My family’s experience highlights the importance of training teachers and administrators in understanding the needs of differently abled students. Gay was at the Temperance ISD from 1970-1972 and my parents describe it being more like a daycare center then a school designed to support Gay’s growth in development. As the farmhouse neared completion (1972-1973) and my parents were ready to move to the newly built Monroe ISD, they continued to faced challenges with finding the right classroom for Gay. She was placed in a severely mentally impaired classroom with a non-degree teacher who didn’t understand Gay’s needs (my sister was severely physically disabled but had higher cognitive ability). The school personnel didn’t want to place Gay in the trainable mentally impaired classroom because Gay was not able to go to the bathroom by herself. A teacher who was a friend of my grandfather finally offered to take her and potty train her in a classroom where, unlike Gay, all the students walked and talked. Along the way to finding the right classroom and teachers Gay had many injuries to her face and body falling out of a chair and from crawling, all due to the lack of proper teaching skills and services during her early years in school (it does get better later). And yet, in 1972 the Monroe ISD was out in front of the federal law of 1973 and provided specialized teachers and training. They also had a bus for wheelchairs and you can read more about how important the school bus was to Gay in the blog “Gay’s School Bus”. It was also important for my Mom that Gay could finally be transported to school.

While my parents were negotiating these things, I was a toddler between 1969 and 1974 and then entered kindergarten. I have vague recollections of growing up at the house in Sylvania, a pool party at a neighbor’s house, our backyard, a sandbox and Gay with walking bars in the yard. But most of my memories are from Ida, growing up at the farmhouse and attending elementary and middle school in there. My parents describe that my transition to school was effortless in comparison to what they negotiated for Gay, I simply got on the bus and went to school. Pre-school was not available for me, and I entered school in kindergarten. While the experience was easier, my parents share that they had to negotiate to get me in the right reading program that matched my capabilities. I also remember vividly a kindergarten teacher who didn’t want to me to talk about my sister, because it was too sad (really? Dr. Cruickshank had a lot to say about that kind of fear and guilt in his book). Then in first grade, I ended up with a wonderful teacher, Mrs. Wilson, that would make school an engaging experience for me developing my love of and capacity for learning. And in my homesickness at school that year, I met my friend, Angela Fisher (now Link). Having a strong group of girlfriends and peers would be a source of strength for me throughout my life and Gay’s as well. More on that in the next blog!

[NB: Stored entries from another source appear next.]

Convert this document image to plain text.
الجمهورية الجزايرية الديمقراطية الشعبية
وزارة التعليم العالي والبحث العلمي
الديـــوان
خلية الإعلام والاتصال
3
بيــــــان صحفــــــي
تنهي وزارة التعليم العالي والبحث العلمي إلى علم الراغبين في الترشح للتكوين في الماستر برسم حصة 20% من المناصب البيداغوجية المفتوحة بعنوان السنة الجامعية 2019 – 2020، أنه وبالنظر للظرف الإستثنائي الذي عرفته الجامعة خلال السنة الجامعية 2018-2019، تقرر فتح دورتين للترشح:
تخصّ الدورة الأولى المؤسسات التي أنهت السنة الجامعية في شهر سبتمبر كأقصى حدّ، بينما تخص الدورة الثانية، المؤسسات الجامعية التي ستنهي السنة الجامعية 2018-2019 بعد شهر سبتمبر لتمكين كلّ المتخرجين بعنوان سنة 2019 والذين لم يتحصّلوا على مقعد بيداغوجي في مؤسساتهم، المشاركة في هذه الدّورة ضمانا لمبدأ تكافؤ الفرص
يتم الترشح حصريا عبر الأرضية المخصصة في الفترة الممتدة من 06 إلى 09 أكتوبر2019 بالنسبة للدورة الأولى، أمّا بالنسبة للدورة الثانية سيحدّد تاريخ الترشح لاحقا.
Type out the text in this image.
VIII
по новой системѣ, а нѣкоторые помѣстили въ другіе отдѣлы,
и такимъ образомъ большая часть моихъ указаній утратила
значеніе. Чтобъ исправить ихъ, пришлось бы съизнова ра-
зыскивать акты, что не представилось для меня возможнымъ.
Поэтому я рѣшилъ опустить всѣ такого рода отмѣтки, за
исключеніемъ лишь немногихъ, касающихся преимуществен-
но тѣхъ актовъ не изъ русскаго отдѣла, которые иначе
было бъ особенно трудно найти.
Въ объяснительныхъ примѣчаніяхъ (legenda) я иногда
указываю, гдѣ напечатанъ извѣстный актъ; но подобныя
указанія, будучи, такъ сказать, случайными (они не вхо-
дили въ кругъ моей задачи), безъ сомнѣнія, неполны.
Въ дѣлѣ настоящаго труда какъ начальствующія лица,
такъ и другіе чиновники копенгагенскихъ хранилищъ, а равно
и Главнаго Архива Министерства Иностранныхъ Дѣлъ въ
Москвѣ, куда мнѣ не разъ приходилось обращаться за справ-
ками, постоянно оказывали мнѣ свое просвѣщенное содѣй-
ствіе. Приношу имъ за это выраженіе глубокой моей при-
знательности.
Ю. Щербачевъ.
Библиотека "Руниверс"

What I hope you take away from this blog was that the support systems and educational opportunities that exist today for differently abled people, while not perfect, are the result of advocates who changed federal laws and policies and researchers like Dr. Cuickshank. In regards to our story, at an early age my educational needs were more easily met and negotiated. And finally, but most importantly, without my parents resolve for Gay to have the most independent and fulfilling life possible, she would not have been the wonderful woman we all came to love and wouldn’t have lived the way she lived.  

What a tragedy it would have been for all of us, and her community, to have hidden her away in an institution.